When I go through examples of calculating the intersection of two planes, there seems to be a convention of choosing an arbitrary point in order to solve the linear equations in question and get a particular point on the intersection line.
Let's take an example from a previously-asked question, where the given equations were:
$x + 2y + z – 1 = 0$
$2x + 3y – 2z + 2 = 0$
And the relevant part in the second-most voted answer goes as follows:
Next, we need to find a particular point on the line. We can try $y=0$
and solve the resulting system of linear
equations:$$\begin{align}x+z-1&=&0\\2x-2z+2&=&0\end{align}$$ giving
$x=0, z=1$
My question:
How does one know what is the correct point to choose, and how does one validates that the chosen point is correct?
Also, if the chosen point is wrong, how does one successfully guess the next point?
I've found another answer that seems to be very relevant, but I can't explain it:
Sometimes the line of intersection happens to be parallel to the z=0
plane. In that case you could try y=0 or x=0. (One of these is sure to
work.)
I'm a beginner, so that's a fundamental thing, probably trivial, I don't get: Why is that true?
Best Answer
There is not "the" correct point. The goal is to find any specific point on the line.
The solver has chosen to set $y=0$ because that results in two equations in two unknowns ($x$ and $z$), which is an easy system to solve.
You could just as easily have picked any other value for any of the variables, but the numbers might have been not as easy to work with (that variable would become a constant, and you would have to move it to the other side in each equation, etc.)--so it's easier if you just make a variable vanish by setting it equal to zero.
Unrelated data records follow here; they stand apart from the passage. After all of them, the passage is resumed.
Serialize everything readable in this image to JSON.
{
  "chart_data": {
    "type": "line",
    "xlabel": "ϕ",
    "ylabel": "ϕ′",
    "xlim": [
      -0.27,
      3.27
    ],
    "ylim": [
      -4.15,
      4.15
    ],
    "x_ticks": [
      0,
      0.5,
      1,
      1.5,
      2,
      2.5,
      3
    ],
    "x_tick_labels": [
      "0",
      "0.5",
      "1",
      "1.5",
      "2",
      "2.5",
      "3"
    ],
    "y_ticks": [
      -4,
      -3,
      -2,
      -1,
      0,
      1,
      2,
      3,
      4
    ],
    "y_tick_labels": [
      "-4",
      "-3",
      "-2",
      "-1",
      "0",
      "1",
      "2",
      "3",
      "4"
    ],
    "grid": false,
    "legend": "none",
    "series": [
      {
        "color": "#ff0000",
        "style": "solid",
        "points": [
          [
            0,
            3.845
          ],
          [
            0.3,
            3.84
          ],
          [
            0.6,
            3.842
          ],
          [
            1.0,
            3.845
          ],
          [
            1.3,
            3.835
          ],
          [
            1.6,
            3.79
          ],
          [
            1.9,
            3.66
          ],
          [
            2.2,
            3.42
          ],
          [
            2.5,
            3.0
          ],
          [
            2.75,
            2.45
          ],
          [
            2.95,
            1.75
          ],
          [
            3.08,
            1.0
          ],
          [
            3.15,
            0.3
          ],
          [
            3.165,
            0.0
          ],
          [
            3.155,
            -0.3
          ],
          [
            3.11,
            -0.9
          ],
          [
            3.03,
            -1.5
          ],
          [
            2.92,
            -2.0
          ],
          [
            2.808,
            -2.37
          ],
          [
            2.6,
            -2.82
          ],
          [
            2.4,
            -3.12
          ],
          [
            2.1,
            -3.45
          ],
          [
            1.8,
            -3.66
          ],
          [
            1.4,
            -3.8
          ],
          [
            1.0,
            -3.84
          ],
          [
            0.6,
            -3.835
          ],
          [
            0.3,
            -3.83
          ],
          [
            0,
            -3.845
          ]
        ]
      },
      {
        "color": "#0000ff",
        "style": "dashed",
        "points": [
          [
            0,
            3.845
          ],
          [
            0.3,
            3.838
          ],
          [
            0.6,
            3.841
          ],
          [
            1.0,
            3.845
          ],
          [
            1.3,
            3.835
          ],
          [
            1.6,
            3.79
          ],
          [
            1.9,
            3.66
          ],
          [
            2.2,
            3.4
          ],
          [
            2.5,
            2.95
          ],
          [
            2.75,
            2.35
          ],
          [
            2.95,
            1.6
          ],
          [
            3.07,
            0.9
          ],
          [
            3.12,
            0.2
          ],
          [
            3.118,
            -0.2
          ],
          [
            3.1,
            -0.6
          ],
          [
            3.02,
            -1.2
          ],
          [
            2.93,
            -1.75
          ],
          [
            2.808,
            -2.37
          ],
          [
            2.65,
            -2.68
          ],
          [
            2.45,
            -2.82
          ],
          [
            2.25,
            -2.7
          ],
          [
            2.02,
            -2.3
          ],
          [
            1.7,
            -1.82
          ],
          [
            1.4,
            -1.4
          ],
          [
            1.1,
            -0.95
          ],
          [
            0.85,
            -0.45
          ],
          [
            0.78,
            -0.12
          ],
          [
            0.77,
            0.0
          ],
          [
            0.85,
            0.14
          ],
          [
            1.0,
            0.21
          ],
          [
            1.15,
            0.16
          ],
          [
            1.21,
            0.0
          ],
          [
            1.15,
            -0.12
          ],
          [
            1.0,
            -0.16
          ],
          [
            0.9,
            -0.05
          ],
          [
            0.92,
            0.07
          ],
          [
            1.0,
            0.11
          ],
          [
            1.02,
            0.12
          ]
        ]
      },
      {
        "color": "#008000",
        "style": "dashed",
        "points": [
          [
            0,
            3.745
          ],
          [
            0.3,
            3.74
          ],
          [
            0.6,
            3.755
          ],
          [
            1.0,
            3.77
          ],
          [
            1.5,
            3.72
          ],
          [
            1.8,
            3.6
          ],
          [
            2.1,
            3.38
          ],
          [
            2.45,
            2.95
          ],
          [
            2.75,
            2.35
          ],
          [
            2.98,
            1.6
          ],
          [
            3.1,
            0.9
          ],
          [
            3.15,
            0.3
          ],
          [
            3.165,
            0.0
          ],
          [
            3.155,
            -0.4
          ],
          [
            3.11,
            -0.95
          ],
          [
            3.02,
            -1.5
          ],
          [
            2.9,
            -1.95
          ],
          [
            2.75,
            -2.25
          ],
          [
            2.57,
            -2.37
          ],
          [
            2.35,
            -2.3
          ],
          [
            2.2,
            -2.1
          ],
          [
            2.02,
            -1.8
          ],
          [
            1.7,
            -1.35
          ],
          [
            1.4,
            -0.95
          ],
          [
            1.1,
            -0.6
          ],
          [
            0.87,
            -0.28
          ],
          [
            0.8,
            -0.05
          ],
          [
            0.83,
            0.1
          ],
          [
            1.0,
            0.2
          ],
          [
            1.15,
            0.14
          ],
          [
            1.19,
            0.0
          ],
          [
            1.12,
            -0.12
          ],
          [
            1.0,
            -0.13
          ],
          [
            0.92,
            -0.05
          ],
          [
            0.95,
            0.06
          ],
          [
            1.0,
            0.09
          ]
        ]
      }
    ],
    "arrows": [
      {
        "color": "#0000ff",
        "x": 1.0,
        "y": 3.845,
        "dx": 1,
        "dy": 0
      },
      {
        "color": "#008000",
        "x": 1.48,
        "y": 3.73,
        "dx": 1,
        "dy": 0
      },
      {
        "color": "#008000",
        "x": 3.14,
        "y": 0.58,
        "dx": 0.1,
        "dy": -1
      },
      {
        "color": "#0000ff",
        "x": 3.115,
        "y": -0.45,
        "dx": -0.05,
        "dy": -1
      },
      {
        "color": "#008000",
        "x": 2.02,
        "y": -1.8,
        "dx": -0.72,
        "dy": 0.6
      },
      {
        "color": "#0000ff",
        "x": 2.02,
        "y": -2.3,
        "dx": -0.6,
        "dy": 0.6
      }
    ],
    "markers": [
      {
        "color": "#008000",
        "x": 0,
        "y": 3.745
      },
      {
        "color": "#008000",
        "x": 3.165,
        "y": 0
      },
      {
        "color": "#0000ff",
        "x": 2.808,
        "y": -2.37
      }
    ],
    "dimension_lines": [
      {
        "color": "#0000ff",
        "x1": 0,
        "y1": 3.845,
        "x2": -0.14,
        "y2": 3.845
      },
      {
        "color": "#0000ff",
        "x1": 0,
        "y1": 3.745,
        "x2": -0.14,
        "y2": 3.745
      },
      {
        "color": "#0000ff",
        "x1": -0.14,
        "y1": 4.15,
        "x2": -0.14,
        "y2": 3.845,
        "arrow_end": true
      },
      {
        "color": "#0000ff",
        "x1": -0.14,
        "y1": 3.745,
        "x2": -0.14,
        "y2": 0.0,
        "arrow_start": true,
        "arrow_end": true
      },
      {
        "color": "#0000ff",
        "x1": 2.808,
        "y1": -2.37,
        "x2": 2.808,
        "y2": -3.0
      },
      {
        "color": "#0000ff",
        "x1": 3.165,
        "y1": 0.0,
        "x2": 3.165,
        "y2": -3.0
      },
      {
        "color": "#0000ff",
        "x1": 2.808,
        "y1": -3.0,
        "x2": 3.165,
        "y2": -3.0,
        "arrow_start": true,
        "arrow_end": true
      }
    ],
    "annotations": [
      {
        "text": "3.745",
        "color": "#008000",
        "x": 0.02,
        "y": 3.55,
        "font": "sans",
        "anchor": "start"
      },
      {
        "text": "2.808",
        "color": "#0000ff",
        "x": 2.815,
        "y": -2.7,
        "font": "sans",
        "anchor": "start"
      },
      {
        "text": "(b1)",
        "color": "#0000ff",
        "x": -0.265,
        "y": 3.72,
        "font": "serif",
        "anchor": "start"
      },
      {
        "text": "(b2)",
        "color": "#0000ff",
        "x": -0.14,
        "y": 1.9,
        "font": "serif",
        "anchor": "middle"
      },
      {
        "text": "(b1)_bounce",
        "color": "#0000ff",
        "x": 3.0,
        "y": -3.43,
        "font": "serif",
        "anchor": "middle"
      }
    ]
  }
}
The reason specifying a particular value (like $0$) for one of the variables usually works is that the "typical" line is not parallel to any of the axes, so it will contain points with any given value (the one you specify) for any one of the coordinates. But if you are unlucky and the line line is parallel to one of the axes, then there may be no point on the line with that particular coordinate value. In that case, you would find that the resulting system of 2 equations in 2 unknowns has no solution; then you would just do it over, picking a specific value for one of the other variables instead.